Council debates what to do with bags that clog up recycling process.
By Jeramey Jannene
Plastic bags are a huge problem for anyone attempting to recycle, as Department of Public Works sanitation services manager Rick Meyers told members of the Common Council’s Public Works Committee today.
The subject arose as committee members and Meyers discussed what could be done to improve the city’s recycling program and help the environment. One thing came up over and over: plastic bags.
The bags are the bane of recycling processing centers across the globe. Whether they’re jamming up equipment or making it more difficult to sort materials, they’re a hassle to deal with and have a low resale value once they’ve been contaminated with other materials in residents’ curbside bins.
“There isn’t time to decipher and rip everything open,” said Meyers of plastic bags that come in filled with recyclable materials. “For the most part it gets picked and goes in the garbage.”
What about picking and later resorting them asked Ald. Nik Kovac? “Those that have tried it mostly regret it,” said Meyers, citing Madison as the nearest example. “You can’t produce a clean, marketable product through that curbside mix.”
One place that has a solution? Kroger. The grocery store chain, known locally for its Pick ‘n Save and Metro Market brands, accepts only empty plastic bags and is able to sell the material in bulk.
“I religiously take the stuff back to Metro Market, but I know many people, they just trash the stuff,” said Ald. Robert Bauman. The alderman is right according to Meyers. The city’s recycling expert said he’s read that only two percent of the bags are ultimately recycled.
So what can be done?

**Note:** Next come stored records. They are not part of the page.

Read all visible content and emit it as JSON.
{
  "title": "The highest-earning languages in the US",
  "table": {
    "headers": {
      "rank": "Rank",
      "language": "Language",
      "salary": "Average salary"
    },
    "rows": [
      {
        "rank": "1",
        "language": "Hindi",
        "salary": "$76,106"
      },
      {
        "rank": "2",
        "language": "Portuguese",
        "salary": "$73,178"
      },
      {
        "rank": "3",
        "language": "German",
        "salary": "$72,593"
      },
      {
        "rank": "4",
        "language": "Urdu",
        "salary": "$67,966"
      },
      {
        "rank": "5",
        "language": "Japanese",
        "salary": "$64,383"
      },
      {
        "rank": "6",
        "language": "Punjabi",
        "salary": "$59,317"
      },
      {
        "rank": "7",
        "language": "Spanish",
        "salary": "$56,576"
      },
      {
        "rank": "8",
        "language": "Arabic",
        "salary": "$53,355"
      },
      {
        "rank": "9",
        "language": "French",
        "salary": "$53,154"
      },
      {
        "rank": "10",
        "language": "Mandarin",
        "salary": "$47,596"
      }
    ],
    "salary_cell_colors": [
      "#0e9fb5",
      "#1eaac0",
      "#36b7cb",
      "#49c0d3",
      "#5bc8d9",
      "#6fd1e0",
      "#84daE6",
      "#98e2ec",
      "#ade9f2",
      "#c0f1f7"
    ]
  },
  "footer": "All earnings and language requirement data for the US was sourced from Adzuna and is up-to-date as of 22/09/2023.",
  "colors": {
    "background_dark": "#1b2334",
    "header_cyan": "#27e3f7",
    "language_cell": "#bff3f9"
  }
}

Kovac and Bauman suggested allowing the bags to be dropped off at city buildings or the city’s two residential waste drop off centers. “It would not be revenue neutral for us because of the logistics,” said Meyers. That could change if Kroger or another entity picked up the bags, many of which come from its stores.
“I think the best solution is to get the State of Wisconsin to ban them,” said Ald. Michael Murphy. “Even these right-wing Republicans like Robin Vos. His constituents are going to force him to start paying attention to the environment.”
But state law passed under Governor Scott Walker currently does the opposite. It prohibits municipalities from passing a ban or tax on any container.
“There is a bill introduced that would repeal that. I don’t know what its chances are,” said Meyers.
The bill, known officially as Assembly Bill 177, was introduced on April 18th. It’s sponsored in the assembly by Katrina Shankland (D-Stevens Point), Chris Taylor (D-Madison), Jill Billings (D-La Crosse), Jimmy Anderson (D-Fitchburg), David Crowley (D-Milwaukee), David Bowen (D-Milwaukee), Jodi Emerson (D-Eau Claire), Jason Fields (D-Milwaukee), Staush Gruszynski (D-Green Bay), Gary Hebl (D-Sun Praire), Deb Kolste (D-Janesville), Nick Milroy (D-South Range), Greta Neubauer (D-Racine), Tod Ohnstad (D-Kenosha), Sondy Pope (D-Mt. Horeb), Melissa Sargent (D-Madison), Christine Sinicki (D-Milwaukee), Robyn Vining (D-Wauwatosa) and JoCasta Zamarripa (D-Milwaukee).
A companion bill in the Wisconsin State Senate is sponsored by Mark Miller (D-Monona), Tim Carpenter(D-Milwaukee), Chris Larson (D-Milwaukee), Janis Ringhand (D-Evansville), Fred Risser (D-Madison), Jeff Smith (D-Eau Claire) and Lena Taylor (D-Milwaukee).
The City of Milwaukee is the only entity registered as lobbying on the bill.
And despite the long list of sponsors, not a single one is a Republican. That could be why a series of council members joked the bill might not see the light of day until 2022 or 2032.
Until then, if you want to save the city some cash, don’t throw your plastic bag in one of the city’s recycling bins. If you want to save the environment, follow the advice of council members Kovac and Cavalier Johnson and don’t get one at all.